My buddies and I invented skateboarding. Kind of. There were two types of skates back in the stone age:
1) Pro skates with smooth “clay” wheels that you could rent at the local roll-a-rama. You’d glide around the rink, and Hokey Pokey to the center, hoping to “put your left foot in” just as that cute girl in the poodle skirt did.
2) Metal skates, the kind you’d steal from your buddy’s kid sister, strap onto your sneakers, and rumble noisily down “Death Hill” in, hoping nobody stretched a water hose across the sidewalk.
Metal skates were cheap and flimsy, and the only kind anybody I knew had. But, hey, they had wheels, and any kind of wheels were better than no wheels. Plus, we’d discovered you could pull the skates apart, nail the wheels to the bottom of a board, then stick a fruit crate on the front and, voilà, you had a crate-scooter! Of course, these tended to disintegrate, sending splintered wood and body parts everywhere. Still, they were kinda like surfing. And surfing was the gnarliest thing on the planet!
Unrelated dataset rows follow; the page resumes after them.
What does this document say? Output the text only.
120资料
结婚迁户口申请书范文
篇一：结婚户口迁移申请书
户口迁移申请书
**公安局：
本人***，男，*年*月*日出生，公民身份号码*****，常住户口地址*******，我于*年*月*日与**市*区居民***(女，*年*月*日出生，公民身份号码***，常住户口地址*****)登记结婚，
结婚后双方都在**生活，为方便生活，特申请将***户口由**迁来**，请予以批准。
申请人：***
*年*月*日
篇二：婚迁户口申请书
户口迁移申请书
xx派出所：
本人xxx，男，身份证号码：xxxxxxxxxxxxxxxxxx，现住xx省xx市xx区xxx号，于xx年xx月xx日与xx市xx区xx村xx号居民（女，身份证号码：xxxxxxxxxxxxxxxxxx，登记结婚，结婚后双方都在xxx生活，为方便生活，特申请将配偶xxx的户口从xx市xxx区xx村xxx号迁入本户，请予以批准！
Then we heard about something called “skateboards.” Apparently, surfers would sometimes build crate-less scooters and go “sidewalk surfin’!”
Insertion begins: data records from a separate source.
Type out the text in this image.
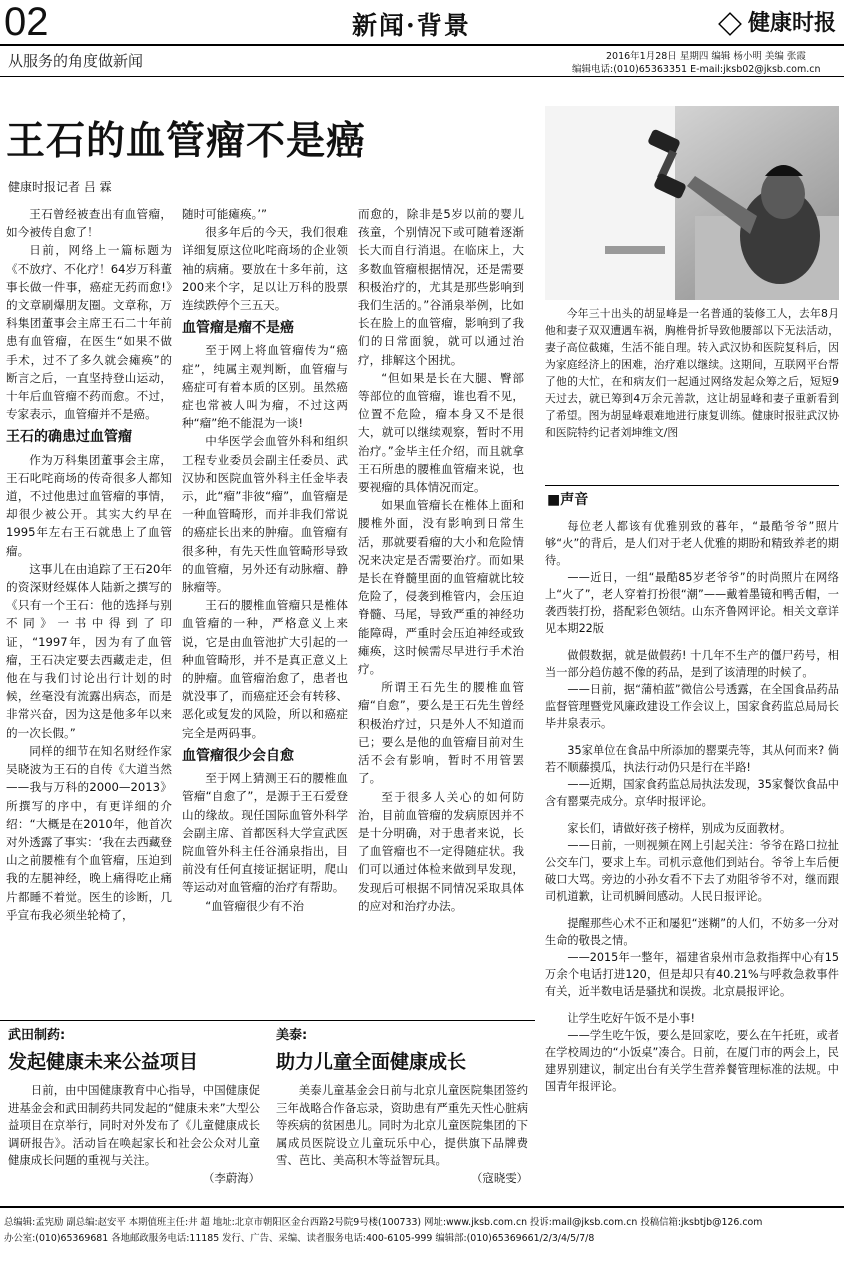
02	新闻·背景	健康时报
从服务的角度做新闻	2016年1月28日 星期四 编辑 杨小明 美编 张霞
编辑电话:(010)65363351 E-mail:jksb02@jksb.com.cn
王石的血管瘤不是癌
健康时报记者 吕 霖

王石曾经被查出有血管瘤，如今被传自愈了！

日前，网络上一篇标题为《不放疗、不化疗！64岁万科董事长做一件事，癌症无药而愈!》的文章刷爆朋友圈。文章称，万科集团董事会主席王石二十年前患有血管瘤，在医生“如果不做手术，过不了多久就会瘫痪”的断言之后，一直坚持登山运动，十年后血管瘤不药而愈。不过，专家表示，血管瘤并不是癌。

王石的确患过血管瘤

作为万科集团董事会主席，王石叱咤商场的传奇很多人都知道，不过他患过血管瘤的事情，却很少被公开。其实大约早在1995年左右王石就患上了血管瘤。

这事儿在由追踪了王石20年的资深财经媒体人陆新之撰写的《只有一个王石：他的选择与别不同》一书中得到了印证，“1997年，因为有了血管瘤，王石决定要去西藏走走，但他在与我们讨论出行计划的时候，丝毫没有流露出病态，而是非常兴奋，因为这是他多年以来的一次长假。”

同样的细节在知名财经作家吴晓波为王石的自传《大道当然——我与万科的2000—2013》所撰写的序中，有更详细的介绍：“大概是在2010年，他首次对外透露了事实：‘我在去西藏登山之前腰椎有个血管瘤，压迫到我的左腿神经，晚上痛得吃止痛片都睡不着觉。医生的诊断，几乎宣布我必须坐轮椅了，

随时可能瘫痪。’”

很多年后的今天，我们很难详细复原这位叱咤商场的企业领袖的病痛。要放在十多年前，这200来个字，足以让万科的股票连续跌停个三五天。

血管瘤是瘤不是癌

至于网上将血管瘤传为“癌症”，纯属主观判断，血管瘤与癌症可有着本质的区别。虽然癌症也常被人叫为瘤，不过这两种“瘤”绝不能混为一谈!

中华医学会血管外科和组织工程专业委员会副主任委员、武汉协和医院血管外科主任金毕表示，此“瘤”非彼“瘤”，血管瘤是一种血管畸形，而并非我们常说的癌症长出来的肿瘤。血管瘤有很多种，有先天性血管畸形导致的血管瘤，另外还有动脉瘤、静脉瘤等。

王石的腰椎血管瘤只是椎体血管瘤的一种，严格意义上来说，它是由血管池扩大引起的一种血管畸形，并不是真正意义上的肿瘤。血管瘤治愈了，患者也就没事了，而癌症还会有转移、恶化或复发的风险，所以和癌症完全是两码事。

血管瘤很少会自愈

至于网上猜测王石的腰椎血管瘤“自愈了”，是源于王石爱登山的缘故。现任国际血管外科学会副主席、首都医科大学宣武医院血管外科主任谷涌泉指出，目前没有任何直接证据证明，爬山等运动对血管瘤的治疗有帮助。

“血管瘤很少有不治

而愈的，除非是5岁以前的婴儿孩童，个别情况下或可随着逐渐长大而自行消退。在临床上，大多数血管瘤根据情况，还是需要积极治疗的，尤其是那些影响到我们生活的。”谷涌泉举例，比如长在脸上的血管瘤，影响到了我们的日常面貌，就可以通过治疗，排解这个困扰。

“但如果是长在大腿、臀部等部位的血管瘤，谁也看不见，位置不危险，瘤本身又不是很大，就可以继续观察，暂时不用治疗。”金毕主任介绍，而且就拿王石所患的腰椎血管瘤来说，也要视瘤的具体情况而定。

如果血管瘤长在椎体上面和腰椎外面，没有影响到日常生活，那就要看瘤的大小和危险情况来决定是否需要治疗。而如果是长在脊髓里面的血管瘤就比较危险了，侵袭到椎管内，会压迫脊髓、马尾，导致严重的神经功能障碍，严重时会压迫神经或致瘫痪，这时候需尽早进行手术治疗。

所谓王石先生的腰椎血管瘤“自愈”，要么是王石先生曾经积极治疗过，只是外人不知道而已；要么是他的血管瘤目前对生活不会有影响，暂时不用管罢了。

至于很多人关心的如何防治，目前血管瘤的发病原因并不是十分明确，对于患者来说，长了血管瘤也不一定得随症状。我们可以通过体检来做到早发现，发现后可根据不同情况采取具体的应对和治疗办法。

今年三十出头的胡显峰是一名普通的装修工人，去年8月他和妻子双双遭遇车祸，胸椎骨折导致他腰部以下无法活动，妻子高位截瘫，生活不能自理。转入武汉协和医院复科后，因为家庭经济上的困难，治疗难以继续。这期间，互联网平台帮了他的大忙，在和病友们一起通过网络发起众筹之后，短短9天过去，就已筹到4万余元善款，这让胡显峰和妻子重新看到了希望。图为胡显峰艰难地进行康复训练。健康时报驻武汉协和医院特约记者刘坤维文/图
■声音

每位老人都该有优雅别致的暮年，“最酷爷爷”照片够“火”的背后，是人们对于老人优雅的期盼和精致养老的期待。

——近日，一组“最酷85岁老爷爷”的时尚照片在网络上“火了”，老人穿着打扮很“潮”——戴着墨镜和鸭舌帽，一袭西装打扮，搭配彩色领结。山东齐鲁网评论。相关文章详见本期22版

做假数据，就是做假药! 十几年不生产的僵尸药号，相当一部分趋仿越不像的药品，是到了该清理的时候了。

——日前，据“蒲柏蓝”微信公号透露，在全国食品药品监督管理暨党风廉政建设工作会议上，国家食药监总局局长毕井泉表示。

35家单位在食品中所添加的罂粟壳等，其从何而来? 倘若不顺藤摸瓜，执法行动仍只是行在半路!

——近期，国家食药监总局执法发现，35家餐饮食品中含有罂粟壳成分。京华时报评论。

家长们，请做好孩子榜样，别成为反面教材。

——日前，一则视频在网上引起关注：爷爷在路口拉扯公交车门，要求上车。司机示意他们到站台。爷爷上车后便破口大骂。旁边的小孙女看不下去了劝阻爷爷不对，继而跟司机道歉，让司机瞬间感动。人民日报评论。

提醒那些心术不正和屡犯“迷糊”的人们，不妨多一分对生命的敬畏之情。

——2015年一整年，福建省泉州市急救指挥中心有15万余个电话打进120，但是却只有40.21%与呼救急救事件有关，近半数电话是骚扰和误拨。北京晨报评论。

让学生吃好午饭不是小事!

——学生吃午饭，要么是回家吃，要么在午托班，或者在学校周边的“小饭桌”凑合。日前，在厦门市的两会上，民建界别建议，制定出台有关学生营养餐管理标准的法规。中国青年报评论。

武田制药:
发起健康未来公益项目

日前，由中国健康教育中心指导，中国健康促进基金会和武田制药共同发起的“健康未来”大型公益项目在京举行，同时对外发布了《儿童健康成长调研报告》。活动旨在唤起家长和社会公众对儿童健康成长问题的重视与关注。

（李蔚海）
美泰:
助力儿童全面健康成长

美泰儿童基金会日前与北京儿童医院集团签约三年战略合作备忘录，资助患有严重先天性心脏病等疾病的贫困患儿。同时为北京儿童医院集团的下属成员医院设立儿童玩乐中心，提供旗下品牌费雪、芭比、美高积木等益智玩具。

（寇晓雯）
总编辑:孟宪励 副总编:赵安平 本期值班主任:井 超 地址:北京市朝阳区金台西路2号院9号楼(100733) 网址:www.jksb.com.cn 投诉:mail@jksb.com.cn 投稿信箱:jksbtjb@126.com
办公室:(010)65369681 各地邮政服务电话:11185 发行、广告、采编、读者服务电话:400-6105-999 编辑部:(010)65369661/2/3/4/5/7/8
We built one the next day!
Our first skateboards were metal skate wheels nailed onto two-by-fours. They lasted roughly as long as our crate-scooters had. Which is to say, exactly one trip down Death Hill before hitting a rock or a speck of dust and becoming airborne. But, hey, we were sidewalk surfin’, and there was no going back!
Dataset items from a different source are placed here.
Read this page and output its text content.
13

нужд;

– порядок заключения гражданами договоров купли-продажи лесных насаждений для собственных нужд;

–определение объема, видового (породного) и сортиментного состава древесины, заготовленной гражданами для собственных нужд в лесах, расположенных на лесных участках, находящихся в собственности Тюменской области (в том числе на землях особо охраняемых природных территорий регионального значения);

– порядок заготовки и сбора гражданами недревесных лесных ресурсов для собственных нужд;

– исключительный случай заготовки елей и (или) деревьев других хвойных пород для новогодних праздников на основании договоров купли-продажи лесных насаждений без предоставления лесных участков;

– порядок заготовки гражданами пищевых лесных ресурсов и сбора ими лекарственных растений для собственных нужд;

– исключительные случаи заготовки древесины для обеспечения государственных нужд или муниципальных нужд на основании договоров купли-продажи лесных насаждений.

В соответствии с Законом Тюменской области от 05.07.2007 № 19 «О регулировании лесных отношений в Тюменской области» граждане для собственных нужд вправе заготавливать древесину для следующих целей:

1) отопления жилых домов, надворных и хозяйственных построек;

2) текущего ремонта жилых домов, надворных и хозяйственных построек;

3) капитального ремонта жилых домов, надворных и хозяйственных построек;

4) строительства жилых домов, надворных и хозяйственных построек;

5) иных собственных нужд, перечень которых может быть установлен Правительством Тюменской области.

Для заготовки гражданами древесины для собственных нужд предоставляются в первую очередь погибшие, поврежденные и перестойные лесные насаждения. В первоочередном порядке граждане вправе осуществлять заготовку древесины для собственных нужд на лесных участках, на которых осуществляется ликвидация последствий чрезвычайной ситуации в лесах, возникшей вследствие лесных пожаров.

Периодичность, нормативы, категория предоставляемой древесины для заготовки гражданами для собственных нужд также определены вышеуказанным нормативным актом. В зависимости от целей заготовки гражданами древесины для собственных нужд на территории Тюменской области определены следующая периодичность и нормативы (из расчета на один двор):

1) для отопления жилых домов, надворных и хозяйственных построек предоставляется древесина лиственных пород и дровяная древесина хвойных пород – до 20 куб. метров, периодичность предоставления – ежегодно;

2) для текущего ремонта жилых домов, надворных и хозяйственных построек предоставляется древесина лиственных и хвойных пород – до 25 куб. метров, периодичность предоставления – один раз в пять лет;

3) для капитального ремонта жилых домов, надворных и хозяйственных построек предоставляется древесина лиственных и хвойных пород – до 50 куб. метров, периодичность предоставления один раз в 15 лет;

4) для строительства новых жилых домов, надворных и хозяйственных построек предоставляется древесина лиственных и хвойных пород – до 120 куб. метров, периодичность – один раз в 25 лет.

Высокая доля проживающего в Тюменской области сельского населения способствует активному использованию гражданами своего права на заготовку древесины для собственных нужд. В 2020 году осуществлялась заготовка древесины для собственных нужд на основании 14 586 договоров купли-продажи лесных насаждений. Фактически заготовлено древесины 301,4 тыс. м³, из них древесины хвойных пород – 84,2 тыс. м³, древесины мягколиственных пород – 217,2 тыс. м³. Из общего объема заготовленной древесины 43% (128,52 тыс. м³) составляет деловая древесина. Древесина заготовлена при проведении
We soon discovered the sidewalks at our grammar school were smoother and featured virtually no cars backing out of driveways. We went everywhere on our little stone age skateboards.
Until one day…
My dad brought home a commercially-made “Chicago” skateboard, with better metal wheels, and a thinner board you could actually turn! Sort of.
Then, a short time later, a surf company started making “pro” skateboards. They had stringers, clay wheels that turned like a dream–and they actually looked like surfboards!
I got one for Christmas. A friend even got a “longboard.” It was so big that three of us could ride it, trading off roles as Captain, Engine Room, and Rudder Operator.
Skateboarding eventually became an Olympic-level sport, leaving us cave dwellers in the dust. Or splayed across somebody’s driveway, at any rate. But I’ll never forget the day…
My buddies and I invented skateboarding.